Ich habe eine Patienten mit einem Herzschrittmacher wegen entgleisten hypertensiven RR und kurzen aussetzern. Der HSM wurde heute gelegt.
Soweit ich mich erinnere sind die Kontraindikationen doch:

- über linke Seite aufstehen
- Arme über 90° hochheben
- Arme über 90° ABD
- mit linken Arm viel abstützen.. (WARUM ? wegen dem Zug??)
Habe ich da etwas vergessen ???
Meine Frage ist ausserdem was mache ich in der Behadlung mit ihr?? es ist eine ältere dame die sonst viel hockergym im verein macht. vom gehen her ist sie aber sehr schwach zurzeit sie schafft ~15m mit 3 sitzpausen.
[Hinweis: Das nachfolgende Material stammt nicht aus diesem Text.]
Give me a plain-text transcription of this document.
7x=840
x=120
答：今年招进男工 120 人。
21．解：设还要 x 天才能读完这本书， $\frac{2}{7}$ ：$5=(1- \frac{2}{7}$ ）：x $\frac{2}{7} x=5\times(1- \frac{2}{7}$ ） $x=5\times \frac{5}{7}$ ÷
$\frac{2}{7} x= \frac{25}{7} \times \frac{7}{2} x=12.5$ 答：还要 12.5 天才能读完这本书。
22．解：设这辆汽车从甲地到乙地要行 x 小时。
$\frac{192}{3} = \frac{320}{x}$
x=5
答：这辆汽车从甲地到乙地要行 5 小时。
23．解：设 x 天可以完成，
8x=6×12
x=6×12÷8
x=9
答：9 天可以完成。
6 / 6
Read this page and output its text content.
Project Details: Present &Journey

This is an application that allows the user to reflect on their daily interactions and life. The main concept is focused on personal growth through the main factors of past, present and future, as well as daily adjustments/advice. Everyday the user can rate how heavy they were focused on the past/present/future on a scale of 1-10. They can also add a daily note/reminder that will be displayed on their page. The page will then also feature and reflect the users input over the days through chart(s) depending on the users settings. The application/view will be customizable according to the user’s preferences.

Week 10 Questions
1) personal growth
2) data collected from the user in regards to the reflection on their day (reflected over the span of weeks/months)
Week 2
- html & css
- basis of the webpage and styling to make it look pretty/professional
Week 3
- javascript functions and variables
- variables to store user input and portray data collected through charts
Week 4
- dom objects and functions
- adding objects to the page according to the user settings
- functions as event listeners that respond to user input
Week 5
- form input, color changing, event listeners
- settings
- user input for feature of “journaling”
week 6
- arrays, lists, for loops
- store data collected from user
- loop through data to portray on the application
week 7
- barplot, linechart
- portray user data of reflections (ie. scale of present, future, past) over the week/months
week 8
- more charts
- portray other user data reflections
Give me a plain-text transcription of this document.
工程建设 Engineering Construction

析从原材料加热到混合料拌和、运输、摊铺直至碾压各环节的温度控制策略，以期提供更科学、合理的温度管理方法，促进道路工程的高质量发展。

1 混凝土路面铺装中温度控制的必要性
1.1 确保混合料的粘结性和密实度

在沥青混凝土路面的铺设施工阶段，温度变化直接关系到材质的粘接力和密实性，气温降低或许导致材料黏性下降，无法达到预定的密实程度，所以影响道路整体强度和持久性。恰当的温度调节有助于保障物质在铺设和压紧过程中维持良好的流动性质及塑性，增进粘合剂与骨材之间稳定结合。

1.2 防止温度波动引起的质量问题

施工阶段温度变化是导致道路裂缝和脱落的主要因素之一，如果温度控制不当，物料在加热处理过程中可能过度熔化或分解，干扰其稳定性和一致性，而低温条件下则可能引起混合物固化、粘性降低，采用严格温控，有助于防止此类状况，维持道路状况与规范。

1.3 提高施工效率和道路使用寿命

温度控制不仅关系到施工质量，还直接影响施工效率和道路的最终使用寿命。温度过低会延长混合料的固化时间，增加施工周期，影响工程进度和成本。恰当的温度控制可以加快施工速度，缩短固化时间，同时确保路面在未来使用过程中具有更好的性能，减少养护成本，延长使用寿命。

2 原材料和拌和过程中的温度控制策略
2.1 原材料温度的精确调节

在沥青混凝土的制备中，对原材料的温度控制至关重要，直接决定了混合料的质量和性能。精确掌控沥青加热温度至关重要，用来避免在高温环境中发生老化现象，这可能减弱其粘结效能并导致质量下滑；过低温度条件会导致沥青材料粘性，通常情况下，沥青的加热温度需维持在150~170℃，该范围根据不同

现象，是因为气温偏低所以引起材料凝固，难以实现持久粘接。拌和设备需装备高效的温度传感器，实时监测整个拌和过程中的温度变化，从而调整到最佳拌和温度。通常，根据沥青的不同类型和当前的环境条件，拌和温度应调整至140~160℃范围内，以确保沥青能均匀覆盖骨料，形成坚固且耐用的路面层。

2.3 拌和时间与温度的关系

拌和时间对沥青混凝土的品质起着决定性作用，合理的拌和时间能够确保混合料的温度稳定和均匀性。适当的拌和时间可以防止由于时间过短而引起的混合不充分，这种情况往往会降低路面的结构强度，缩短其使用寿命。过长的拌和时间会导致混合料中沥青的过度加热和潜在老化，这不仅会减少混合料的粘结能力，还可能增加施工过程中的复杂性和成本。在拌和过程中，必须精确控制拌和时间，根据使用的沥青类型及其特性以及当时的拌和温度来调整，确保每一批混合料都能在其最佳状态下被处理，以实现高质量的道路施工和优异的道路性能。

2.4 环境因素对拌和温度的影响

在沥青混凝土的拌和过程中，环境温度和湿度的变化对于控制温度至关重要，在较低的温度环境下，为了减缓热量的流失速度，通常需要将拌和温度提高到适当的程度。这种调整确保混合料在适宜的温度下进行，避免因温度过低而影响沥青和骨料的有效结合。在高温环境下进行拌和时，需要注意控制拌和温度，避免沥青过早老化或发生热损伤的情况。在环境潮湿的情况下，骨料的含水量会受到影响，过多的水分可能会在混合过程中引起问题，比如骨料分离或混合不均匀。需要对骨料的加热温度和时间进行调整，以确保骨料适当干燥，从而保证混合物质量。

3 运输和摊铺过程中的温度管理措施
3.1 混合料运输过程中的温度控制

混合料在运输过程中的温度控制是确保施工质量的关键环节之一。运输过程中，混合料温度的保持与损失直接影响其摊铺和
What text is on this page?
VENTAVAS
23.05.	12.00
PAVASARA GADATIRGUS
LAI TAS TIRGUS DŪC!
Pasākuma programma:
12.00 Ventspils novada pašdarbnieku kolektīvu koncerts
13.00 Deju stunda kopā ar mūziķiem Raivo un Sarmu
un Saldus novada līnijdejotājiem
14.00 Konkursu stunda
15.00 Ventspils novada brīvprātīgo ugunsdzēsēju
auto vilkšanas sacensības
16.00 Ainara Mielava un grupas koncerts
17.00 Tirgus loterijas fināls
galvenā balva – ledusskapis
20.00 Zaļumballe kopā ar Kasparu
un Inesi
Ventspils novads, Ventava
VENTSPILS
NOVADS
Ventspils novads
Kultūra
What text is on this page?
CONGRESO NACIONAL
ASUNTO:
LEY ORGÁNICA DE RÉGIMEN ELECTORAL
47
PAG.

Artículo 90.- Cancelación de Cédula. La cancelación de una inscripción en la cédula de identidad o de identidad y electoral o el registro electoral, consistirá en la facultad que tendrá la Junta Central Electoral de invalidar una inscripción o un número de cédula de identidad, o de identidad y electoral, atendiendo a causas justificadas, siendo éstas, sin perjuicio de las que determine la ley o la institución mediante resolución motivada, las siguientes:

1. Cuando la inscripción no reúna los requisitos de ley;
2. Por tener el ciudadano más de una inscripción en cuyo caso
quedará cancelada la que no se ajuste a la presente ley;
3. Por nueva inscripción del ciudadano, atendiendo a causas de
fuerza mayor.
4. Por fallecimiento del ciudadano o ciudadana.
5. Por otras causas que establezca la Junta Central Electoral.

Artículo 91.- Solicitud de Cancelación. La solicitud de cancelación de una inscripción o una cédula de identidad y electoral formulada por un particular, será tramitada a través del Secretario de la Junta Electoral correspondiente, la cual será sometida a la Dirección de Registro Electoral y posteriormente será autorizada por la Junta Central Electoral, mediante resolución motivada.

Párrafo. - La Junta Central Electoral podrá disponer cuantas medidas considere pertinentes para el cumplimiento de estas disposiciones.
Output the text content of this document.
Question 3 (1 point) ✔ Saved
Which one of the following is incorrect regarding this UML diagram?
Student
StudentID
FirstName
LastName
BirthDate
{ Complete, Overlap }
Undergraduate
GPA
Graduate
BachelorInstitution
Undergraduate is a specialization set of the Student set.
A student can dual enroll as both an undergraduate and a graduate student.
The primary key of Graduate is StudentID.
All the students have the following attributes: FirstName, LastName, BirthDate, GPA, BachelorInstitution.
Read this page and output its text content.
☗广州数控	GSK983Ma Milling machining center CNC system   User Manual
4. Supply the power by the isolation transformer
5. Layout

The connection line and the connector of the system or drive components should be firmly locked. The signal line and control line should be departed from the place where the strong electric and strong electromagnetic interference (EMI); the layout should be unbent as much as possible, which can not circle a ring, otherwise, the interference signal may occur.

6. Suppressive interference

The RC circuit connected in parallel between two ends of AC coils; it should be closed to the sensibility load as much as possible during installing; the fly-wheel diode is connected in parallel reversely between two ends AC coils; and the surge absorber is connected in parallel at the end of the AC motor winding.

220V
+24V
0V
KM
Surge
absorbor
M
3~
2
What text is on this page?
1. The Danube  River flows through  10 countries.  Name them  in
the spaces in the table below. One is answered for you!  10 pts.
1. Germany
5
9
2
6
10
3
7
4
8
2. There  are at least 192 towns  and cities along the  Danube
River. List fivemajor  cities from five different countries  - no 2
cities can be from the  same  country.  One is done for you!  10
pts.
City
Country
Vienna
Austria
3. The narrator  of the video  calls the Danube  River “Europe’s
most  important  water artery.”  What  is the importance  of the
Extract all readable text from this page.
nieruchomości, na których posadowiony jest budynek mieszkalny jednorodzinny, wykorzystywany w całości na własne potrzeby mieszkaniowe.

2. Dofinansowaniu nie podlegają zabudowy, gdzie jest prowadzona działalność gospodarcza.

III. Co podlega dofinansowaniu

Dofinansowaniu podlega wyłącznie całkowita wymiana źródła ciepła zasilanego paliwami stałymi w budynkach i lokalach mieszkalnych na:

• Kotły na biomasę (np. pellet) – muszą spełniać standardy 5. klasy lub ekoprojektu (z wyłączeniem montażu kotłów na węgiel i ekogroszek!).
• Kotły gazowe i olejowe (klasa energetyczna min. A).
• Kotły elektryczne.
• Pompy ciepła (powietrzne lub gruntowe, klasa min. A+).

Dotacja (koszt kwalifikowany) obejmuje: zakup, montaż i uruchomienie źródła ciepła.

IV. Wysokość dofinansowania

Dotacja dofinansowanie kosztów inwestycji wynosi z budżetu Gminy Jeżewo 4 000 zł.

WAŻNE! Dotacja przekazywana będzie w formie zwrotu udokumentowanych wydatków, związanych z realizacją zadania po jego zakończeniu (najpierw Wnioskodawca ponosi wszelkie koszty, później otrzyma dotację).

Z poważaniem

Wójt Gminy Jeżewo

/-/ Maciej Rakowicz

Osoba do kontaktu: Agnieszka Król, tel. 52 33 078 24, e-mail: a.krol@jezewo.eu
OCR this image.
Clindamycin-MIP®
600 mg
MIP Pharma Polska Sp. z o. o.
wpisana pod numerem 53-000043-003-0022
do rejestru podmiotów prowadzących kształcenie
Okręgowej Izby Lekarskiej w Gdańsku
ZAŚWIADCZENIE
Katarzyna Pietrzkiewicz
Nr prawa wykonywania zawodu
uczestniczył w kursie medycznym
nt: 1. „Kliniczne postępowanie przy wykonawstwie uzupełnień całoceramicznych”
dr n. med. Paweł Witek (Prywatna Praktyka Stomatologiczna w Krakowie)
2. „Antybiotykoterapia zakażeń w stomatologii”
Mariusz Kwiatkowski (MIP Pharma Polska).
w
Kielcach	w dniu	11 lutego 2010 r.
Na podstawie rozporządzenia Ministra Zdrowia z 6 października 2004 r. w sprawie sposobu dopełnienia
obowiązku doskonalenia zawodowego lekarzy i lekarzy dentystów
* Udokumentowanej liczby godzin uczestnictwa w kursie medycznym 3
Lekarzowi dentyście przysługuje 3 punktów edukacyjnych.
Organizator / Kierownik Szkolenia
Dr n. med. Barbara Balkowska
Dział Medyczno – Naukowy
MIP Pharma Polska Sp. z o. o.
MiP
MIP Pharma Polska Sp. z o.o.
wie kann so eine Behandlung aussehen ??

Bin sehr dankbar über jede Hilfe
vielen Dank im vorraus,


Geschrieben

Also ansich hast du mit den Bewegungseinschränkungen schon recht. Dabei geht es erst mal drum, dass sich die Kabel nicht aus dem HSM lösen. Diese sind ja nur aufgesteckt und wenn man da jetzt zu viel Bewegung auf die Kabel bringt könnten die sich lösen, daher sind Endgradige Bewegungen im Arm in der Anfangszeit nicht so gut.

Was du mit deiner Patientin machen solltest wäre auf jeden Fall eine Haltunggschulung für die BWS, da die meisten Patienten nach der Operation in starker Kyphose der BWS sitzen und sich somit die Brustmuskulatur stark verkürzt.
Dann solltest du die Beweglichkeit im Schultergelenk li frei halten. Also z.B. beide Arme auf einen Pezziball legen lassen und dann leicht vor und zurück rollen, bei dem der gesunde (re) Arm noch die Führung übernimmt und dann zunehmend mehr die Aktivität des li Armes fördern und fordern.

Was die Gehstrecke angeht würde ich auch viel mit ihr üben, da dies ja was sehr wichtiges für ihren Alltag ist.
Hast du die Gehstrecke noch vor der OP gemessen, oder schon danach??
--> Es kann nämlich gut sein, dass du da nach der OP schnelle Verbesserungen siehst und die Patientin schnell entlassen wird.

Aber tendenziell würde ich mit ihr viel Gehen, ruhig mit Pausen und dann muss sie lernen sich selbst einzuschätzen, also wie hoch ihr RR und Puls ist und woran sie merkt, dass sie sich etwas zurückhalten muss und langsamer gehen soll bzw. Pause machen.

Was auch noch ganz gut ist, du sagtest ja dass sie viel Hockergymnastik macht, dass du mit ihr ein Programm ausarbeitest, dass sie auch zu Hause oder in der Zeit machen kann wo du nicht bei ihr bist und sie behandelst.
Überleg dir ein paar Übungen die man auf dem Hocker machen kann, die erst mal mit den Beinen anfangen und die Arme nur leicht hinzu nehmen. Dann kannst du sie ja fragen, was sie sonst noch für Übungen auf dem Hocker gemacht hat. Dann habt ihr gleich n gutes Gespräch und dann fühlt die Patientin sich bestimmt auch gut aufgehoben.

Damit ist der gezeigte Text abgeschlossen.